Institute of Neuroinformatics, University of Zurich and ETH Zurich, Winterthurerstrasse 190, 8057, Zurich, Switzerland.
Neuroscience Center Zurich, University of Zurich and ETH Zurich, Winterthurerstrasse 190, 8057, Zurich, Switzerland.
Nat Commun. 2018 Aug 13;9(1):3218. doi: 10.1038/s41467-018-05422-y.
Social learning enables complex societies. However, it is largely unknown how insights obtained from observation compare with insights gained from trial-and-error, in particular in terms of their robustness. Here, we use aversive reinforcement to train "experimenter" zebra finches to discriminate between auditory stimuli in the presence of an "observer" finch. We show that experimenters are slow to successfully discriminate the stimuli, but immediately generalize their ability to a new set of similar stimuli. By contrast, observers subjected to the same task are able to discriminate the initial stimulus set, but require more time for successful generalization. Drawing on concepts from machine learning, we suggest that observer learning has evolved to rapidly absorb sensory statistics without pressure to minimize neural resources, whereas learning from experience is endowed with a form of regularization that enables robust inference.

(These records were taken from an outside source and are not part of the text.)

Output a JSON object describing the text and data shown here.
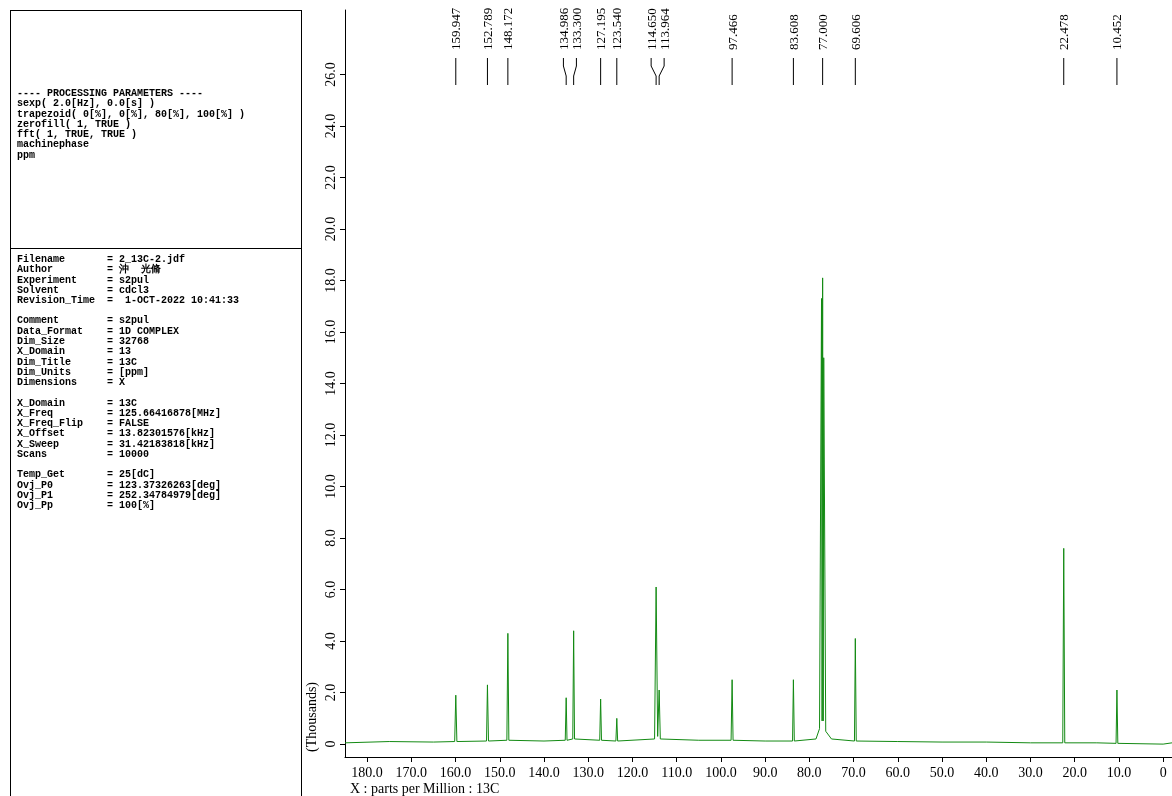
{
  "chart_data": [
    {
      "type": "other",
      "annotations": [
        "---- PROCESSING PARAMETERS ----\nsexp( 2.0[Hz], 0.0[s] )\ntrapezoid( 0[%], 0[%], 80[%], 100[%] )\nzerofill( 1, TRUE )\nfft( 1, TRUE, TRUE )\nmachinephase\nppm",
        "Filename       = 2_13C-2.jdf\nAuthor         = 沖  光脩\nExperiment     = s2pul\nSolvent        = cdcl3\nRevision_Time  =  1-OCT-2022 10:41:33",
        "Comment        = s2pul\nData_Format    = 1D COMPLEX\nDim_Size       = 32768\nX_Domain       = 13\nDim_Title      = 13C\nDim_Units      = [ppm]\nDimensions     = X",
        "X_Domain       = 13C\nX_Freq         = 125.66416878[MHz]\nX_Freq_Flip    = FALSE\nX_Offset       = 13.82301576[kHz]\nX_Sweep        = 31.42183818[kHz]\nScans          = 10000",
        "Temp_Get       = 25[dC]\nOvj_P0         = 123.37326263[deg]\nOvj_P1         = 252.34784979[deg]\nOvj_Pp         = 100[%]"
      ]
    },
    {
      "type": "line",
      "xlabel": "X : parts per Million : 13C",
      "ylabel": "(Thousands)",
      "marker": "none",
      "xlim": [
        185,
        -2
      ],
      "ylim": [
        -0.5,
        28.5
      ],
      "xticks": [
        {
          "value": 180,
          "label": "180.0"
        },
        {
          "value": 170,
          "label": "170.0"
        },
        {
          "value": 160,
          "label": "160.0"
        },
        {
          "value": 150,
          "label": "150.0"
        },
        {
          "value": 140,
          "label": "140.0"
        },
        {
          "value": 130,
          "label": "130.0"
        },
        {
          "value": 120,
          "label": "120.0"
        },
        {
          "value": 110,
          "label": "110.0"
        },
        {
          "value": 100,
          "label": "100.0"
        },
        {
          "value": 90,
          "label": "90.0"
        },
        {
          "value": 80,
          "label": "80.0"
        },
        {
          "value": 70,
          "label": "70.0"
        },
        {
          "value": 60,
          "label": "60.0"
        },
        {
          "value": 50,
          "label": "50.0"
        },
        {
          "value": 40,
          "label": "40.0"
        },
        {
          "value": 30,
          "label": "30.0"
        },
        {
          "value": 20,
          "label": "20.0"
        },
        {
          "value": 10,
          "label": "10.0"
        },
        0
      ],
      "yticks": [
        0,
        {
          "value": 2,
          "label": "2.0"
        },
        {
          "value": 4,
          "label": "4.0"
        },
        {
          "value": 6,
          "label": "6.0"
        },
        {
          "value": 8,
          "label": "8.0"
        },
        {
          "value": 10,
          "label": "10.0"
        },
        {
          "value": 12,
          "label": "12.0"
        },
        {
          "value": 14,
          "label": "14.0"
        },
        {
          "value": 16,
          "label": "16.0"
        },
        {
          "value": 18,
          "label": "18.0"
        },
        {
          "value": 20,
          "label": "20.0"
        },
        {
          "value": 22,
          "label": "22.0"
        },
        {
          "value": 24,
          "label": "24.0"
        },
        {
          "value": 26,
          "label": "26.0"
        }
      ],
      "series": [
        {
          "color": "#138a13",
          "x": [
            185,
            175,
            165,
            160.2,
            159.947,
            159.7,
            153.0,
            152.789,
            152.55,
            148.4,
            148.172,
            147.95,
            140,
            135.2,
            134.986,
            134.8,
            133.5,
            133.3,
            133.1,
            127.4,
            127.195,
            127.0,
            123.75,
            123.54,
            123.35,
            115.0,
            114.65,
            114.3,
            113.964,
            113.7,
            105,
            97.7,
            97.466,
            97.25,
            90,
            83.8,
            83.608,
            83.4,
            78.5,
            77.7,
            77.25,
            77.12,
            77.0,
            76.87,
            76.75,
            76.3,
            75,
            69.8,
            69.606,
            69.4,
            60,
            50,
            40,
            30,
            22.7,
            22.478,
            22.25,
            15,
            10.65,
            10.452,
            10.25,
            0,
            -2
          ],
          "values": [
            0.05,
            0.1,
            0.08,
            0.1,
            1.9,
            0.1,
            0.12,
            2.3,
            0.12,
            0.15,
            4.3,
            0.15,
            0.12,
            0.15,
            1.8,
            0.15,
            0.2,
            4.4,
            0.2,
            0.15,
            1.75,
            0.15,
            0.12,
            1.0,
            0.12,
            0.2,
            6.1,
            0.3,
            2.1,
            0.2,
            0.15,
            0.15,
            2.5,
            0.15,
            0.12,
            0.12,
            2.5,
            0.12,
            0.2,
            0.6,
            17.3,
            0.9,
            18.1,
            0.9,
            15.0,
            0.5,
            0.2,
            0.12,
            4.1,
            0.12,
            0.1,
            0.08,
            0.08,
            0.05,
            0.05,
            7.6,
            0.05,
            0.05,
            0.03,
            2.1,
            0.03,
            0.0,
            0.05
          ]
        }
      ],
      "annotations": [
        {
          "text": "159.947",
          "x": 159.947
        },
        {
          "text": "152.789",
          "x": 152.789
        },
        {
          "text": "148.172",
          "x": 148.172
        },
        {
          "text": "134.986",
          "x": 134.986
        },
        {
          "text": "133.300",
          "x": 133.3
        },
        {
          "text": "127.195",
          "x": 127.195
        },
        {
          "text": "123.540",
          "x": 123.54
        },
        {
          "text": "114.650",
          "x": 114.65
        },
        {
          "text": "113.964",
          "x": 113.964
        },
        {
          "text": "97.466",
          "x": 97.466
        },
        {
          "text": "83.608",
          "x": 83.608
        },
        {
          "text": "77.000",
          "x": 77.0
        },
        {
          "text": "69.606",
          "x": 69.606
        },
        {
          "text": "22.478",
          "x": 22.478
        },
        {
          "text": "10.452",
          "x": 10.452
        }
      ]
    }
  ]
}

社会学习使复杂的社会成为可能。然而,从观察中获得的见解与通过试错获得的见解相比,特别是在稳健性方面,其优势在很大程度上仍是未知的。在这里,我们使用厌恶性强化来训练“实验者”斑胸草雀在“观察者”斑胸草雀存在的情况下区分听觉刺激。我们表明,实验者需要很长时间才能成功区分刺激,但会立即将其区分能力推广到一组新的类似刺激上。相比之下,接受相同任务的观察者能够区分初始刺激集,但需要更多时间才能成功推广。借鉴机器学习的概念,我们认为,观察者的学习已经进化到能够快速吸收感官统计信息,而不会对最小化神经资源施加压力,而从经验中学习则具有一种能够实现稳健推断的正则化形式。